Its last reactor was switched off a week ago after repeated power failures because shelling put crucial safety systems at risk.
Vatican Almoner Cardinal Konrad Krajewski – whose role includes making charitable contributions in the name of the pope – and his convoy came under fire near the city of Zaporizhzhia on Saturday, the Vatican news service reported. The group had been forced to seek cover while unloading supplies.
“For the first time in my life, I didn’t know where to run. Because it is not enough to run, you have to know where to go,” the Polish-born cardinal said.
The separatist forces that control much of Donetsk claimed yesterday that Ukrainian shelling of a prisoner-of-war colony in Olenivka had killed one prisoner and injured four.
More than 50 prisoners of war were reportedly killed in a July attack on the Olenivka prison, which both Russian and Ukrainian authorities blame each other for.
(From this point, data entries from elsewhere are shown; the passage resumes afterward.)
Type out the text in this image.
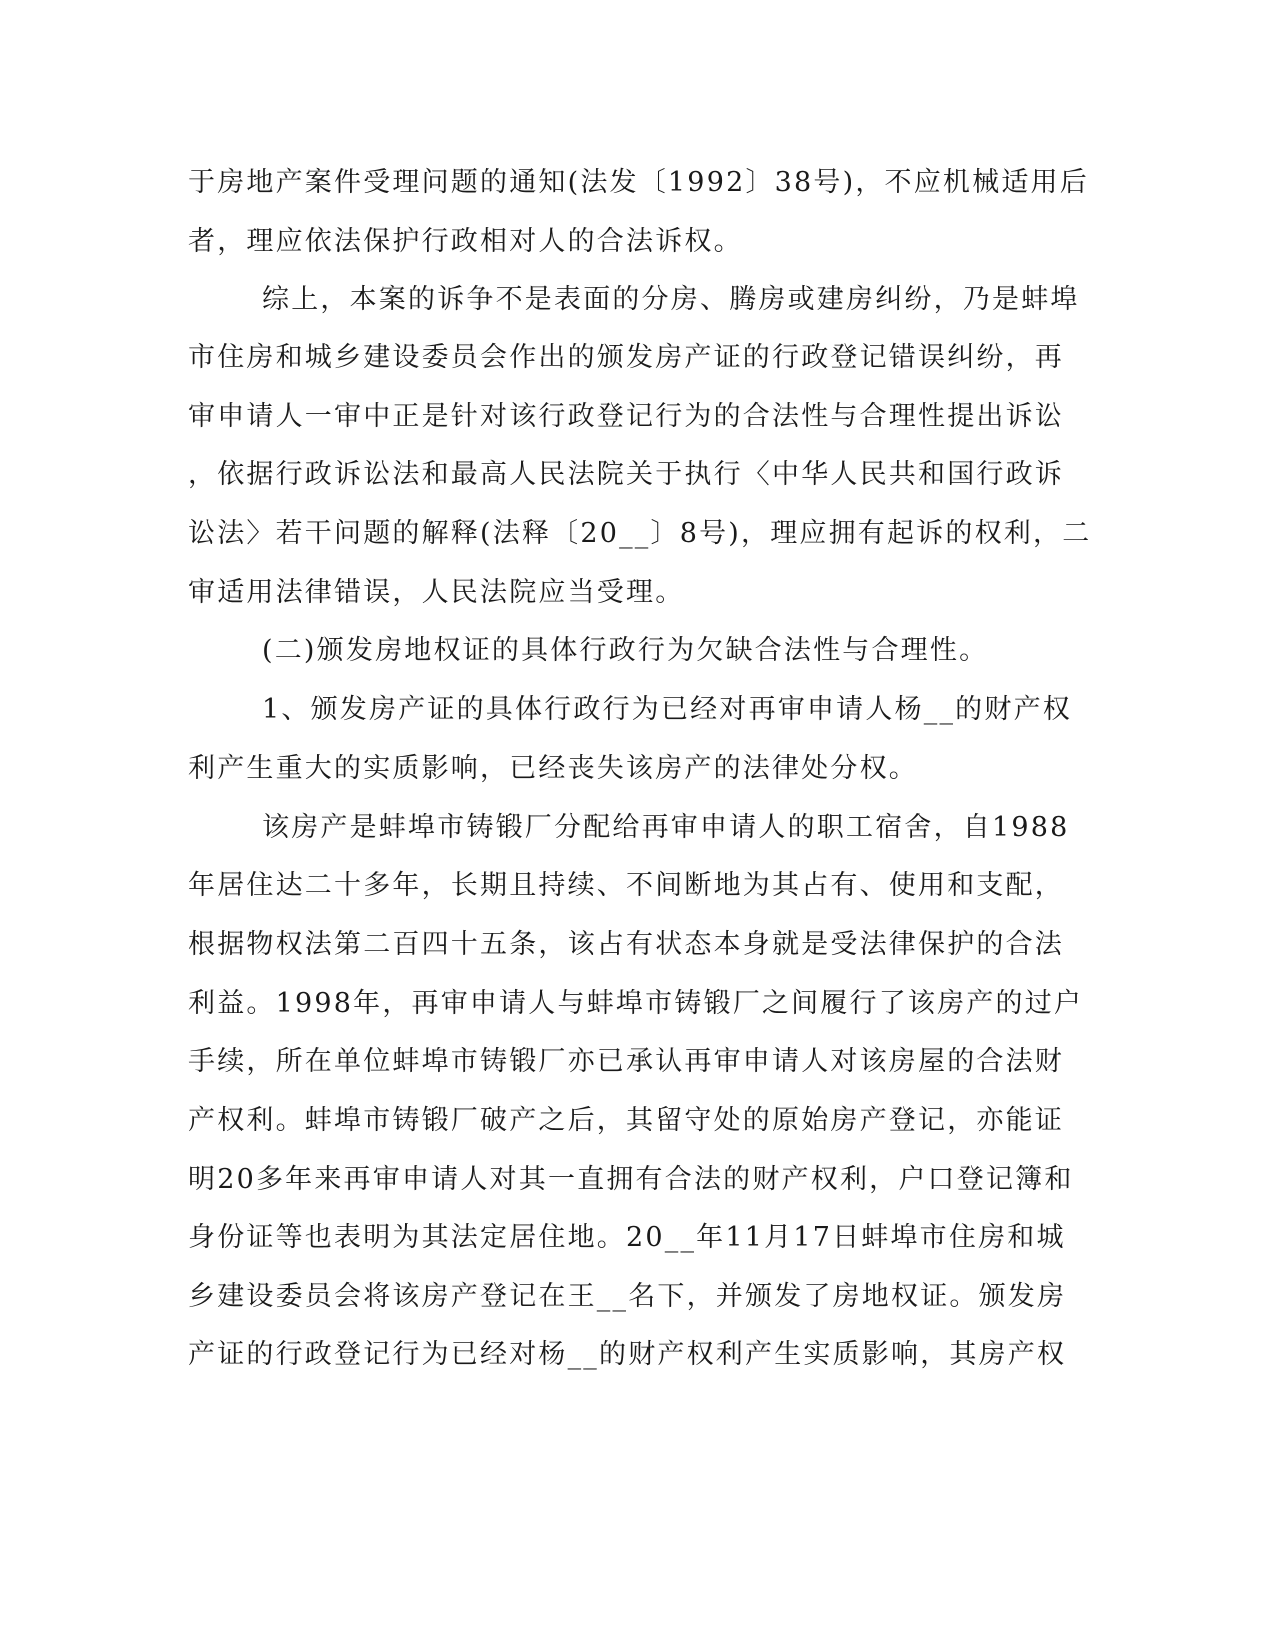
于房地产案件受理问题的通知(法发〔1992〕38号)，不应机械适用后
者，理应依法保护行政相对人的合法诉权。
综上，本案的诉争不是表面的分房、腾房或建房纠纷，乃是蚌埠
市住房和城乡建设委员会作出的颁发房产证的行政登记错误纠纷，再
审申请人一审中正是针对该行政登记行为的合法性与合理性提出诉讼
，依据行政诉讼法和最高人民法院关于执行〈中华人民共和国行政诉
讼法〉若干问题的解释(法释〔20__〕8号)，理应拥有起诉的权利，二
审适用法律错误，人民法院应当受理。
(二)颁发房地权证的具体行政行为欠缺合法性与合理性。
1、颁发房产证的具体行政行为已经对再审申请人杨__的财产权
利产生重大的实质影响，已经丧失该房产的法律处分权。
该房产是蚌埠市铸锻厂分配给再审申请人的职工宿舍，自1988
年居住达二十多年，长期且持续、不间断地为其占有、使用和支配，
根据物权法第二百四十五条，该占有状态本身就是受法律保护的合法
利益。1998年，再审申请人与蚌埠市铸锻厂之间履行了该房产的过户
手续，所在单位蚌埠市铸锻厂亦已承认再审申请人对该房屋的合法财
产权利。蚌埠市铸锻厂破产之后，其留守处的原始房产登记，亦能证
明20多年来再审申请人对其一直拥有合法的财产权利，户口登记簿和
身份证等也表明为其法定居住地。20__年11月17日蚌埠市住房和城
乡建设委员会将该房产登记在王__名下，并颁发了房地权证。颁发房
产证的行政登记行为已经对杨__的财产权利产生实质影响，其房产权
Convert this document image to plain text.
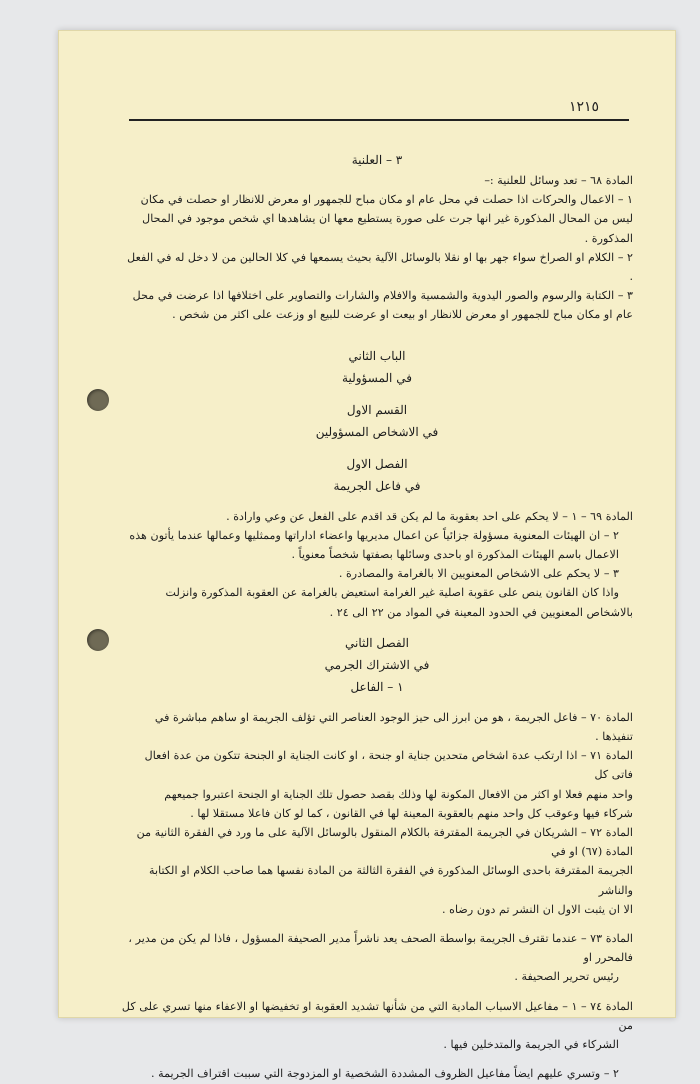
١٢١٥

٣ – العلنية

المادة ٦٨ – تعد وسائل للعلنية :–

١ – الاعمال والحركات اذا حصلت في محل عام او مكان مباح للجمهور او معرض للانظار او حصلت في مكان

ليس من المحال المذكورة غير انها جرت على صورة يستطيع معها ان يشاهدها اي شخص موجود في المحال المذكورة .

٢ – الكلام او الصراخ سواء جهر بها او نقلا بالوسائل الآلية بحيث يسمعها في كلا الحالين من لا دخل له في الفعل .

٣ – الكتابة والرسوم والصور اليدوية والشمسية والافلام والشارات والتصاوير على اختلافها اذا عرضت في محل

عام او مكان مباح للجمهور او معرض للانظار او بيعت او عرضت للبيع او وزعت على اكثر من شخص .

الباب الثاني

في المسؤولية

القسم الاول

في الاشخاص المسؤولين

الفصل الاول

في فاعل الجريمة

المادة ٦٩ – ١ – لا يحكم على احد بعقوبة ما لم يكن قد اقدم على الفعل عن وعي وارادة .

٢ – ان الهيئات المعنوية مسؤولة جزائياً عن اعمال مديريها واعضاء اداراتها وممثليها وعمالها عندما يأتون هذه

الاعمال باسم الهيئات المذكورة او باحدى وسائلها بصفتها شخصاً معنوياً .

٣ – لا يحكم على الاشخاص المعنويين الا بالغرامة والمصادرة .

واذا كان القانون ينص على عقوبة اصلية غير الغرامة استعيض بالغرامة عن العقوبة المذكورة وانزلت

بالاشخاص المعنويين في الحدود المعينة في المواد من ٢٢ الى ٢٤ .

الفصل الثاني

في الاشتراك الجرمي

١ – الفاعل

المادة ٧٠ – فاعل الجريمة ، هو من ابرز الى حيز الوجود العناصر التي تؤلف الجريمة او ساهم مباشرة في تنفيذها .

المادة ٧١ – اذا ارتكب عدة اشخاص متحدين جناية او جنحة ، او كانت الجناية او الجنحة تتكون من عدة افعال فاتى كل

واحد منهم فعلا او اكثر من الافعال المكونة لها وذلك بقصد حصول تلك الجناية او الجنحة اعتبروا جميعهم

شركاء فيها وعوقب كل واحد منهم بالعقوبة المعينة لها في القانون ، كما لو كان فاعلا مستقلا لها .

المادة ٧٢ – الشريكان في الجريمة المقترفة بالكلام المنقول بالوسائل الآلية على ما ورد في الفقرة الثانية من المادة (٦٧) او في

الجريمة المقترفة باحدى الوسائل المذكورة في الفقرة الثالثة من المادة نفسها هما صاحب الكلام او الكتابة والناشر

الا ان يثبت الاول ان النشر تم دون رضاه .

المادة ٧٣ – عندما تقترف الجريمة بواسطة الصحف يعد ناشراً مدير الصحيفة المسؤول ، فاذا لم يكن من مدير ، فالمحرر او

رئيس تحرير الصحيفة .

المادة ٧٤ – ١ – مفاعيل الاسباب المادية التي من شأنها تشديد العقوبة او تخفيضها او الاعفاء منها تسري على كل من

الشركاء في الجريمة والمتدخلين فيها .

٢ – وتسري عليهم ايضاً مفاعيل الظروف المشددة الشخصية او المزدوجة التي سببت اقتراف الجريمة .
A Washington-based think tank, the Institute for the Study of War, said Russian forces in Donetsk continued to conduct “meaningless operations” on villages as opposed to reinforcing the front line.
It comes after Russian President Vladimir Putin vowed to press his attack on Ukraine despite that country’s latest counter-offensive.
He also warned that Moscow could ramp up its strikes on Ukraine’s infrastructure if Ukrainian forces target facilities in Russia.
Speaking to reporters after attending a summit of the Shanghai Cooperation Organisation (SCO) in Samarkand, Uzbekistan, Putin said the “liberation” of Ukraine’s entire eastern Donbas region remained Russia’s main military goal and that he sees no need to revise it.
“We aren’t in a rush,” the Russian leader said, adding that Moscow has only deployed volunteer soldiers to fight in Ukraine.
Putin also sought to assuage India’s concern about the conflict in Ukraine, telling Indian Prime Minister Narendra Modi at the SCO summit that Moscow wants to see a quick end to the fighting. He also alleged that Ukrainian officials have refused to negotiate.